Monday, July 25, 2011

Fan Fiction Isn't Always a Bad Thing

For some reason, I've spent the past few weeks in a Sherlock Holmes frame of mind. Maybe it's because I binge-watched a few Columbo episodes, or maybe it's because I read Nicholas Meyer's The Seven-Per-Cent Solution (1974) during my long stay in Pennsylvania and then revisited Michael Chabon's The Final Solution (2004). Meyer's novel explicitly positions itself in the Sherlock Holmes canon by claiming that the novel is an as-yet unpublished memoir penned by the steadfast Dr. John Watson, while Chabon's novel--never mentioning Holmes by name--draws some pretty obvious parallels to Sir Arthur Conan Doyle's inimitable consulting detective.

Now, where fan fiction gets dangerous is when it starts to flirt with actual historical events. Chabon's novel, which involves an elderly Holmes ripping through a mystery and reassembling its components, all the while criticizing the infirmity of his aged mind, stays strictly in the realm of the imaginary. Meyer's The Seven-Per-Cent Solution, however, claims to be a significant revision to the Holmes canon, as Meyer's rendition of Watson claims that Holmes's alleged death is a patent falsehood: Holmes vanished in order to kick his opium addiction.

And that's when Meyer commits himself to one of the greatest fanfic mistakes: introducing real-life, historical figures to the narrative. In this case, Dr. Sigmund Freud.

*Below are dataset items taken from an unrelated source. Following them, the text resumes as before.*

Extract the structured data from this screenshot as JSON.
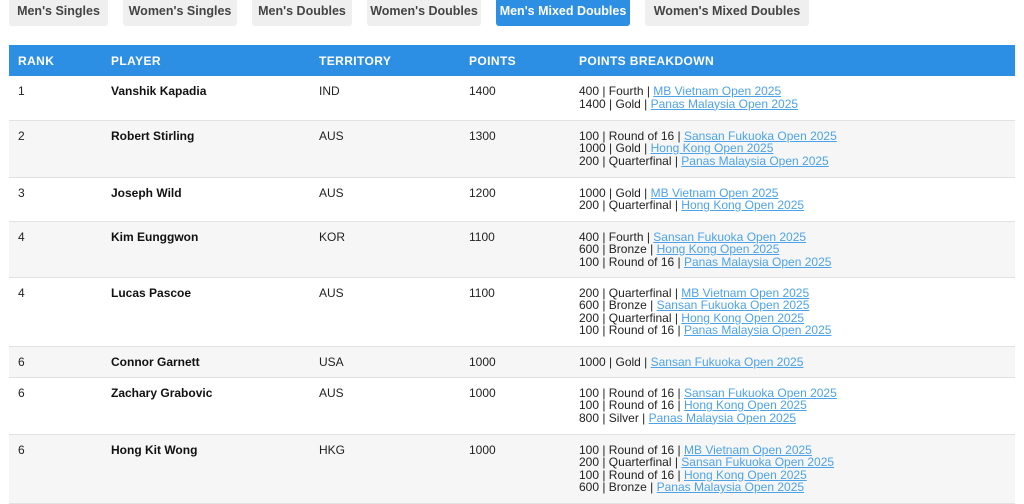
{
  "tabs": [
    {
      "label": "Men's Singles",
      "active": false
    },
    {
      "label": "Women's Singles",
      "active": false
    },
    {
      "label": "Men's Doubles",
      "active": false
    },
    {
      "label": "Women's Doubles",
      "active": false
    },
    {
      "label": "Men's Mixed Doubles",
      "active": true
    },
    {
      "label": "Women's Mixed Doubles",
      "active": false
    }
  ],
  "table": {
    "headers": {
      "rank": "RANK",
      "player": "PLAYER",
      "territory": "TERRITORY",
      "points": "POINTS",
      "breakdown": "POINTS BREAKDOWN"
    },
    "rows": [
      {
        "rank": "1",
        "player": "Vanshik Kapadia",
        "territory": "IND",
        "points": "1400",
        "breakdown": [
          {
            "prefix": "400 | Fourth |",
            "event": "MB Vietnam Open 2025"
          },
          {
            "prefix": "1400 | Gold |",
            "event": "Panas Malaysia Open 2025"
          }
        ]
      },
      {
        "rank": "2",
        "player": "Robert Stirling",
        "territory": "AUS",
        "points": "1300",
        "breakdown": [
          {
            "prefix": "100 | Round of 16 |",
            "event": "Sansan Fukuoka Open 2025"
          },
          {
            "prefix": "1000 | Gold |",
            "event": "Hong Kong Open 2025"
          },
          {
            "prefix": "200 | Quarterfinal |",
            "event": "Panas Malaysia Open 2025"
          }
        ]
      },
      {
        "rank": "3",
        "player": "Joseph Wild",
        "territory": "AUS",
        "points": "1200",
        "breakdown": [
          {
            "prefix": "1000 | Gold |",
            "event": "MB Vietnam Open 2025"
          },
          {
            "prefix": "200 | Quarterfinal |",
            "event": "Hong Kong Open 2025"
          }
        ]
      },
      {
        "rank": "4",
        "player": "Kim Eunggwon",
        "territory": "KOR",
        "points": "1100",
        "breakdown": [
          {
            "prefix": "400 | Fourth |",
            "event": "Sansan Fukuoka Open 2025"
          },
          {
            "prefix": "600 | Bronze |",
            "event": "Hong Kong Open 2025"
          },
          {
            "prefix": "100 | Round of 16 |",
            "event": "Panas Malaysia Open 2025"
          }
        ]
      },
      {
        "rank": "4",
        "player": "Lucas Pascoe",
        "territory": "AUS",
        "points": "1100",
        "breakdown": [
          {
            "prefix": "200 | Quarterfinal |",
            "event": "MB Vietnam Open 2025"
          },
          {
            "prefix": "600 | Bronze |",
            "event": "Sansan Fukuoka Open 2025"
          },
          {
            "prefix": "200 | Quarterfinal |",
            "event": "Hong Kong Open 2025"
          },
          {
            "prefix": "100 | Round of 16 |",
            "event": "Panas Malaysia Open 2025"
          }
        ]
      },
      {
        "rank": "6",
        "player": "Connor Garnett",
        "territory": "USA",
        "points": "1000",
        "breakdown": [
          {
            "prefix": "1000 | Gold |",
            "event": "Sansan Fukuoka Open 2025"
          }
        ]
      },
      {
        "rank": "6",
        "player": "Zachary Grabovic",
        "territory": "AUS",
        "points": "1000",
        "breakdown": [
          {
            "prefix": "100 | Round of 16 |",
            "event": "Sansan Fukuoka Open 2025"
          },
          {
            "prefix": "100 | Round of 16 |",
            "event": "Hong Kong Open 2025"
          },
          {
            "prefix": "800 | Silver |",
            "event": "Panas Malaysia Open 2025"
          }
        ]
      },
      {
        "rank": "6",
        "player": "Hong Kit Wong",
        "territory": "HKG",
        "points": "1000",
        "breakdown": [
          {
            "prefix": "100 | Round of 16 |",
            "event": "MB Vietnam Open 2025"
          },
          {
            "prefix": "200 | Quarterfinal |",
            "event": "Sansan Fukuoka Open 2025"
          },
          {
            "prefix": "100 | Round of 16 |",
            "event": "Hong Kong Open 2025"
          },
          {
            "prefix": "600 | Bronze |",
            "event": "Panas Malaysia Open 2025"
          }
        ]
      }
    ]
  }
}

But Meyer's interpretation of Freud is surprisingly... human. (This differs drastically from a pretty awful made-for-TV movie I saw, starring Christopher Lee as Holmes and Patrick MacNee as Watson--they're in Vienna, where they meet a Sigmund Freud whose accent makes Joey Tribbiani's portrayal of Freud in an episode of Friends seem like an Oscar-worthy performance.) Freud, in Meyer's novel, comes across as a therapist, interested in his patient's recovery--not as a crackpotted stereotype interested only in pinning everyone's problems to childhood sexuality.

I still think, though, that Chabon's route is the safer of the two--and likewise results in the stronger book, as it doesn't cause the reader to pause and question the story. Chabon, who sticks to the particulars of scene and place, evokes reality in that manner, while Meyer skirts a dangerous line in attempting to use historical figures as characters, as opposed to compasses for indicating time and place.

(And if you want more on fan fiction, I defer to Strong Bad, who covers this topic in one of his scathing emails.)